Federal High School Initiative Modeled After a School With No Proven Track Record
Much of the attention around President Obama’s new competitive grant program for high schools focuses on a Brooklyn school that partners with the City University of New York (CUNY) and IBM to offer college coursework and computer science training. But since Pathways in Technology Early College High School (P-Tech) opened in 2011, it doesn’t yet have a graduating class — which begs the question: Is P-Tech a model that should be scaled? And is it even scalable?
P-Tech is unique for a high school, in that it will eventually house grades nine through 14. The grade configuration affords students the opportunity to earn an associate degree at CUNY before leaving high school. But it also means that P-Tech is still three years away from having a graduating class — and even further from the opportunity to boast of postsecondary or workforce successes.
Still, there is reason to be hopeful. P-Tech builds upon the Early College High School model, a decade-old reform that co-enrolls students in high school and college courses, typically in partnership with a community college. Research documents that Early College students graduate from high school and enroll in college at higher rates than otherwise similar peers. What’s more, many Early Colleges aim to serve students who are traditionally underrepresented on college campuses, meaning they have the potential to narrow inexcusable gaps in college access.

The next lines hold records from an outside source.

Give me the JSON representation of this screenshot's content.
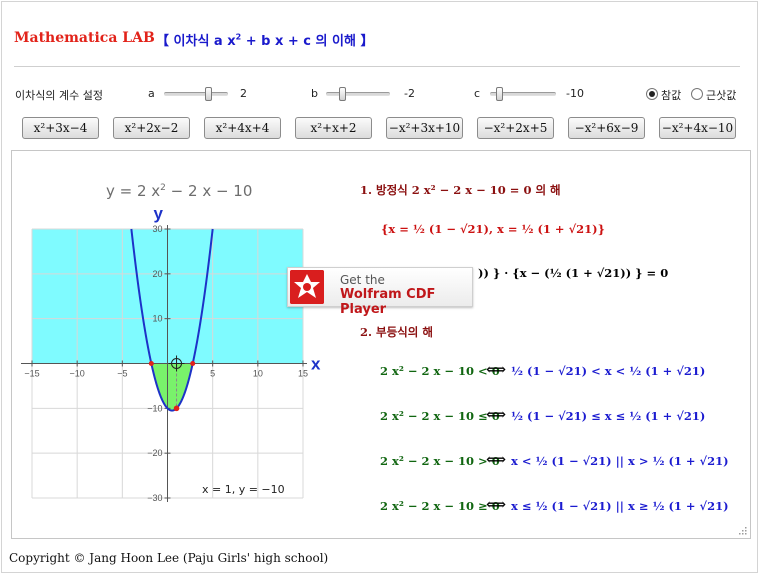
{
  "header": {
    "title": "Mathematica LAB",
    "subtitle_open": "【 이차식 a x",
    "subtitle_sup": "2",
    "subtitle_rest": " + b x + c 의 이해 】"
  },
  "controls": {
    "section_label": "이차식의 계수 설정",
    "a": {
      "label": "a",
      "value": "2",
      "fraction": 0.72
    },
    "b": {
      "label": "b",
      "value": "-2",
      "fraction": 0.22
    },
    "c": {
      "label": "c",
      "value": "-10",
      "fraction": 0.1
    },
    "radio": [
      {
        "label": "참값",
        "selected": true
      },
      {
        "label": "근삿값",
        "selected": false
      }
    ]
  },
  "buttons": [
    "x²+3x−4",
    "x²+2x−2",
    "x²+4x+4",
    "x²+x+2",
    "−x²+3x+10",
    "−x²+2x+5",
    "−x²+6x−9",
    "−x²+4x−10"
  ],
  "plot": {
    "title_pre": "y = 2 x",
    "title_sup": "2",
    "title_post": " − 2 x − 10",
    "x_axis_label": "x",
    "y_axis_label": "y",
    "x_ticks": [
      "−15",
      "−10",
      "−5",
      "5",
      "10",
      "15"
    ],
    "y_ticks": [
      "30",
      "20",
      "10",
      "−10",
      "−20",
      "−30"
    ],
    "readout": "x = 1, y = −10",
    "colors": {
      "curve": "#1d32c8",
      "shade_above": "#7ffbff",
      "shade_below": "#79f26b",
      "root": "#e0221b"
    }
  },
  "chart_data": {
    "type": "line",
    "function": "y = 2x^2 - 2x - 10",
    "xlim": [
      -15,
      15
    ],
    "ylim": [
      -30,
      30
    ],
    "roots": [
      -1.79,
      2.79
    ],
    "marked_point": [
      1,
      -10
    ],
    "grid": true
  },
  "solutions": {
    "eq_heading": "1. 방정식 2 x² − 2 x − 10 = 0 의 해",
    "eq_solution": "{x = ½ (1 − √21), x = ½ (1 + √21)}",
    "eq_factored": ")) } · {x − (½ (1 + √21)) } = 0",
    "ineq_heading": "2. 부등식의 해",
    "ineq": [
      {
        "lhs": "2 x² − 2 x − 10 < 0",
        "rhs": "½ (1 − √21) < x < ½ (1 + √21)"
      },
      {
        "lhs": "2 x² − 2 x − 10 ≤ 0",
        "rhs": "½ (1 − √21) ≤ x ≤ ½ (1 + √21)"
      },
      {
        "lhs": "2 x² − 2 x − 10 > 0",
        "rhs": "x < ½ (1 − √21) || x > ½ (1 + √21)"
      },
      {
        "lhs": "2 x² − 2 x − 10 ≥ 0",
        "rhs": "x ≤ ½ (1 − √21) || x ≥ ½ (1 + √21)"
      }
    ],
    "iff": "⟺"
  },
  "cdf_player": {
    "line1": "Get the",
    "line2": "Wolfram CDF Player"
  },
  "footer": {
    "copyright": "Copyright © Jang Hoon Lee (Paju Girls' high school)"
  }
}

So, exposure to college-level coursework at P-Tech could really pay off. And, it can’t hurt that students likely recognize they are under the watchful eye of the president of the United States.
However, the structure and focus at P-Tech raise questions as well. For example, will the model result in positive learning outcomes for students? Research on Early Colleges suggests that achievement outcomes are mixed, and indeed, the first year of achievement data at P-Tech reveals impressive results in algebra, but mediocre results in English. Second, although P-Tech’s partnership with IBM is a positive response to the city’s workforce demands, is it appropriate to lock students into a career pathway at the age of 14 or 15?
Regardless, P-Tech now serves as the exemplar for Obama’s new competitive grant program, Youth CareerConnect, which aims to spur innovation and career-academic integration in high schools. The program will confer between 25 and 40 multi-million dollar grants to partnerships of districts, businesses, and institutions of higher education. Unlike other education initiatives that are housed in the Department of Education, this program sits within the Department of Labor, meaning it could potentially prioritize workforce needs rather than educational best practice. But, with the announcement occurring just days ago, it’s probably too early to call — much like the student outcomes at P-Tech.
This post was updated to include the correct link to P-Tech’s achievement data.